The term "Web Scale" has been hyped up recently, and people are also making their systems more "Wide Domain" by expanding their application architecture. But what exactly is a full domain? Or how to ensure the entire domain?
The most hyped Scaling load is the most popular domain. For example, systems that support single user access can also support 10, 100, or even 1 million user accesses. Ideally, our system should remain as "stateless" as possible. Even if a state must exist, it can be converted and transmitted on different processing terminals of the network. When the load becomes a bottleneck, there may be no delay. So for a single request, it is acceptable to take 50 to 100 milliseconds. This is called scaling out.
Extension performs completely differently in full domain optimization. For example, an algorithm that ensures that one data is successfully processed can also successfully process 10, 100, or even 1 million data. Event complexity (large O symbols) is the best description regardless of whether this metric type is feasible or not. Latency is a performance scaling killer. You will try your best to process all the operations on the same machine. This is called scaling up.
If pie can fall from the sky (of course this is impossible), we may be able to combine horizontal expansion and vertical expansion. However, today we are only going to introduce the following simple ways to improve efficiency.
Both ForkJoinPool in Java 7 and parallel data streams in Java 8 (parallelStream) are helpful for parallel processing. It is particularly obvious when deploying Java programs on multi-core processors, since all processors can access the same memory.
Therefore, the fundamental benefit of this parallel processing is to almost completely eliminate latency compared to scaling on different machines across networks.
But don't be confused by the effects of parallel processing! Please keep in mind the following two points:
Reducing algorithm complexity is undoubtedly the most effective way to improve performance. For example, for a HashMap instance lookup() method, event complexity O(1) or space complexity O(1) are the fastest. But this situation is often impossible, let alone easily achieve it.
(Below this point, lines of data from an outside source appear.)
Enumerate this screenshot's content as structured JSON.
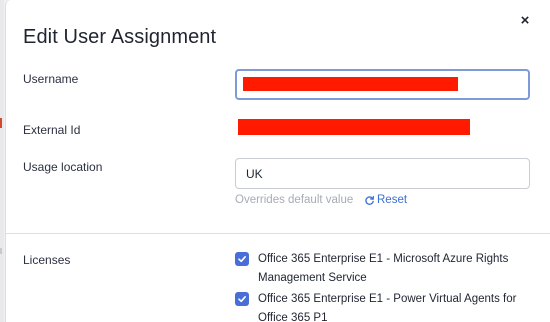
{
  "dialog": {
    "title": "Edit User Assignment",
    "close_glyph": "×"
  },
  "fields": {
    "username": {
      "label": "Username",
      "value": ""
    },
    "external_id": {
      "label": "External Id",
      "value": ""
    },
    "usage_location": {
      "label": "Usage location",
      "value": "UK",
      "hint": "Overrides default value",
      "reset_label": "Reset"
    }
  },
  "licenses": {
    "label": "Licenses",
    "items": [
      {
        "label": "Office 365 Enterprise E1 - Microsoft Azure Rights Management Service",
        "checked": true
      },
      {
        "label": "Office 365 Enterprise E1 - Power Virtual Agents for Office 365 P1",
        "checked": true
      }
    ]
  },
  "colors": {
    "accent": "#3b6fd1",
    "checkbox": "#4a6ed8",
    "redaction": "#ff1a00",
    "focus_border": "#7e9bd8"
  },
  "icons": {
    "close": "close-icon",
    "reset": "reset-icon",
    "check": "check-icon"
  }
}
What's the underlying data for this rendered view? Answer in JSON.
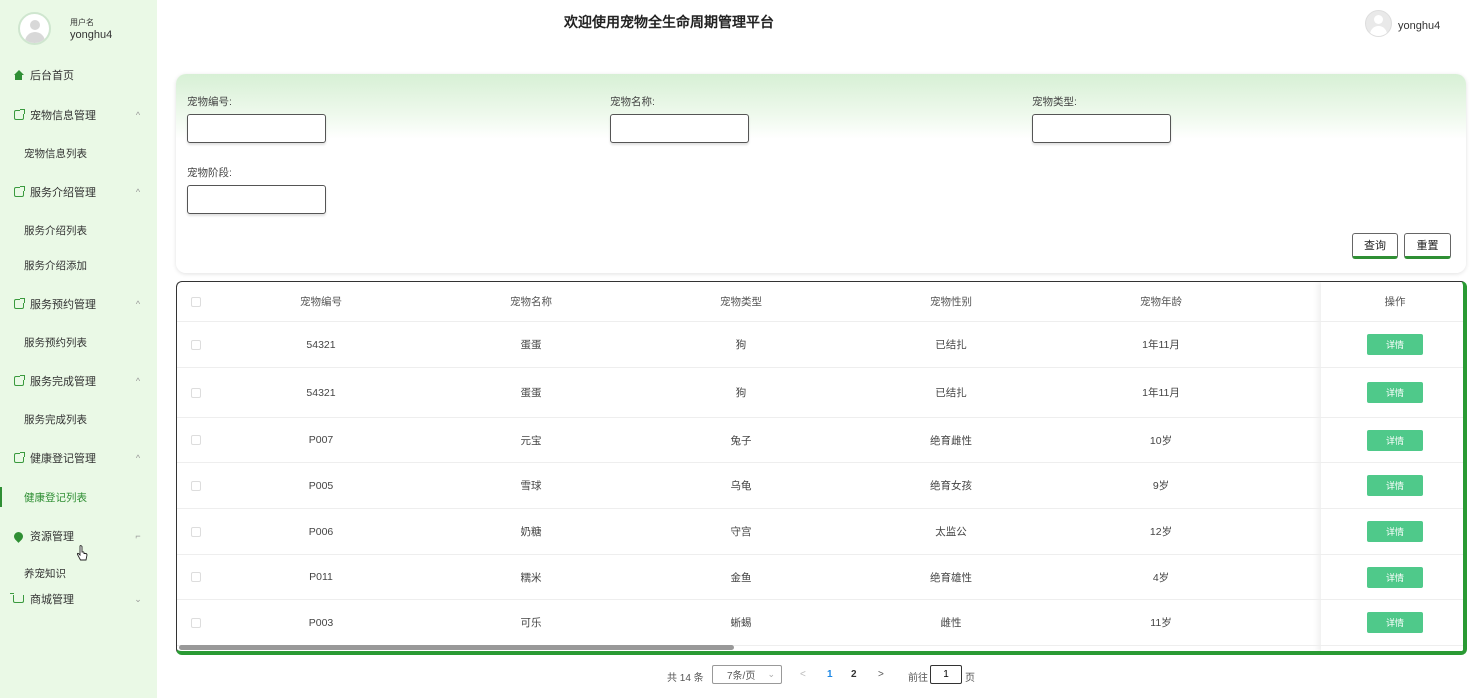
{
  "sidebar": {
    "user_caption": "用户名",
    "user_name": "yonghu4",
    "menu": [
      {
        "label": "后台首页",
        "icon": "home-icon"
      },
      {
        "label": "宠物信息管理",
        "icon": "doc-icon",
        "arrow": "^",
        "children": [
          "宠物信息列表"
        ]
      },
      {
        "label": "服务介绍管理",
        "icon": "doc-icon",
        "arrow": "^",
        "children": [
          "服务介绍列表",
          "服务介绍添加"
        ]
      },
      {
        "label": "服务预约管理",
        "icon": "doc-icon",
        "arrow": "^",
        "children": [
          "服务预约列表"
        ]
      },
      {
        "label": "服务完成管理",
        "icon": "doc-icon",
        "arrow": "^",
        "children": [
          "服务完成列表"
        ]
      },
      {
        "label": "健康登记管理",
        "icon": "doc-icon",
        "arrow": "^",
        "children": [
          "健康登记列表"
        ]
      },
      {
        "label": "资源管理",
        "icon": "pin-icon",
        "arrow": "⌐",
        "children": [
          "养宠知识"
        ]
      },
      {
        "label": "商城管理",
        "icon": "cart-icon",
        "arrow": "⌄"
      }
    ],
    "active_item": "健康登记列表"
  },
  "header": {
    "title": "欢迎使用宠物全生命周期管理平台",
    "user_name": "yonghu4"
  },
  "search": {
    "fields": [
      {
        "label": "宠物编号:",
        "value": ""
      },
      {
        "label": "宠物名称:",
        "value": ""
      },
      {
        "label": "宠物类型:",
        "value": ""
      },
      {
        "label": "宠物阶段:",
        "value": ""
      }
    ],
    "query_label": "查询",
    "reset_label": "重置"
  },
  "table": {
    "columns": [
      "宠物编号",
      "宠物名称",
      "宠物类型",
      "宠物性别",
      "宠物年龄",
      "操作"
    ],
    "detail_label": "详情",
    "rows": [
      [
        "54321",
        "蛋蛋",
        "狗",
        "已结扎",
        "1年11月"
      ],
      [
        "54321",
        "蛋蛋",
        "狗",
        "已结扎",
        "1年11月"
      ],
      [
        "P007",
        "元宝",
        "兔子",
        "绝育雌性",
        "10岁"
      ],
      [
        "P005",
        "雪球",
        "乌龟",
        "绝育女孩",
        "9岁"
      ],
      [
        "P006",
        "奶糖",
        "守宫",
        "太监公",
        "12岁"
      ],
      [
        "P011",
        "糯米",
        "金鱼",
        "绝育雄性",
        "4岁"
      ],
      [
        "P003",
        "可乐",
        "蜥蜴",
        "雌性",
        "11岁"
      ]
    ]
  },
  "pagination": {
    "total_text": "共 14 条",
    "page_size": "7条/页",
    "pages": [
      "1",
      "2"
    ],
    "current_page": "1",
    "prev": "<",
    "next": ">",
    "goto_label": "前往",
    "goto_value": "1",
    "page_unit": "页"
  },
  "colors": {
    "sidebar_bg": "#eaf9e6",
    "accent_green": "#2f8f34",
    "detail_button": "#4fc98a",
    "page_active": "#1e88e5"
  }
}
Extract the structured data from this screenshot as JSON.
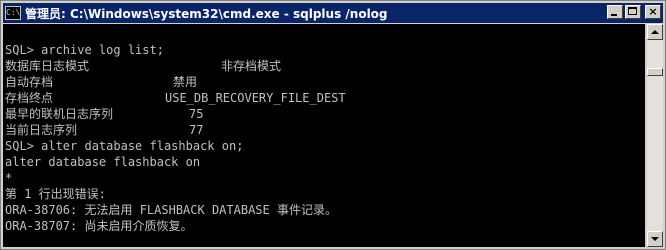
{
  "window": {
    "icon_text": "C:\\",
    "title": "管理员: C:\\Windows\\system32\\cmd.exe - sqlplus  /nolog",
    "controls": {
      "minimize": "minimize",
      "maximize": "maximize",
      "close": "×"
    }
  },
  "console": {
    "lines": [
      {
        "a": "SQL> archive log list;",
        "b": ""
      },
      {
        "a": "数据库日志模式",
        "b": "非存档模式"
      },
      {
        "a": "自动存档",
        "b": "禁用"
      },
      {
        "a": "存档终点",
        "b": "USE_DB_RECOVERY_FILE_DEST"
      },
      {
        "a": "最早的联机日志序列",
        "b": "75"
      },
      {
        "a": "当前日志序列",
        "b": "77"
      },
      {
        "a": "SQL> alter database flashback on;",
        "b": ""
      },
      {
        "a": "alter database flashback on",
        "b": ""
      },
      {
        "a": "*",
        "b": ""
      },
      {
        "a": "第 1 行出现错误:",
        "b": ""
      },
      {
        "a": "ORA-38706: 无法启用 FLASHBACK DATABASE 事件记录。",
        "b": ""
      },
      {
        "a": "ORA-38707: 尚未启用介质恢复。",
        "b": ""
      }
    ]
  },
  "colors": {
    "titlebar": "#0a246a",
    "console_bg": "#000000",
    "console_text": "#c0c0c0"
  }
}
If you cannot reduce the complexity of the algorithm, you can also improve performance by finding key points in the algorithm and improving methods. Suppose we have the following algorithm diagram:
The overall time complexity of this algorithm is O(N3), and if calculated in a separate access order, it can also be concluded that the complexity is O(N x O x P). But anyway, we will find some strange scenarios when we analyze this code:
Without production data reference, we may easily draw conclusions that we should optimize "high-overhead operations". But the optimizations we made did not have any effect on the delivered products.
The optimized golden rule is nothing more than the following:
That’s all for the theory. Assuming that we have found that the problem occurs on the right branch, it is likely that the simple processing in the product loses response due to a large amount of time (assuming the values of N, O and P are very large), please note that the time complexity of the left branch mentioned in the article is O(N3). The efforts made here cannot be extended, but can save time for users and delay difficult performance improvements until later.
Here are 10 tips for improving Java performance:
1. Use StringBuilder
StingBuilder should be used by default in our Java code, and the + operator should be avoided. Maybe you will have different opinions on the syntax sugar of StringBuilder, such as:
String x = "a" + args.length + "b";
Will be compiled as:
0 new java.lang.StringBuilder [16]3 dup4 ldc <String "a"> [18]6 invokespecial java.lang.StringBuilder(java.lang.String) [20]9 aload_0 [args]10 arraylength11 invokevirtual java.lang.StringBuilder.append(int) : java.lang.StringBuilder [23]14 ldc <String "b"> [27]16 invokevirtual java.lang.StringBuilder.append(java.lang.String) : java.lang.StringBuilder [29]19 invokevirtual java.lang.StringBuilder.toString() : java.lang.String [32]22 store_1 [x]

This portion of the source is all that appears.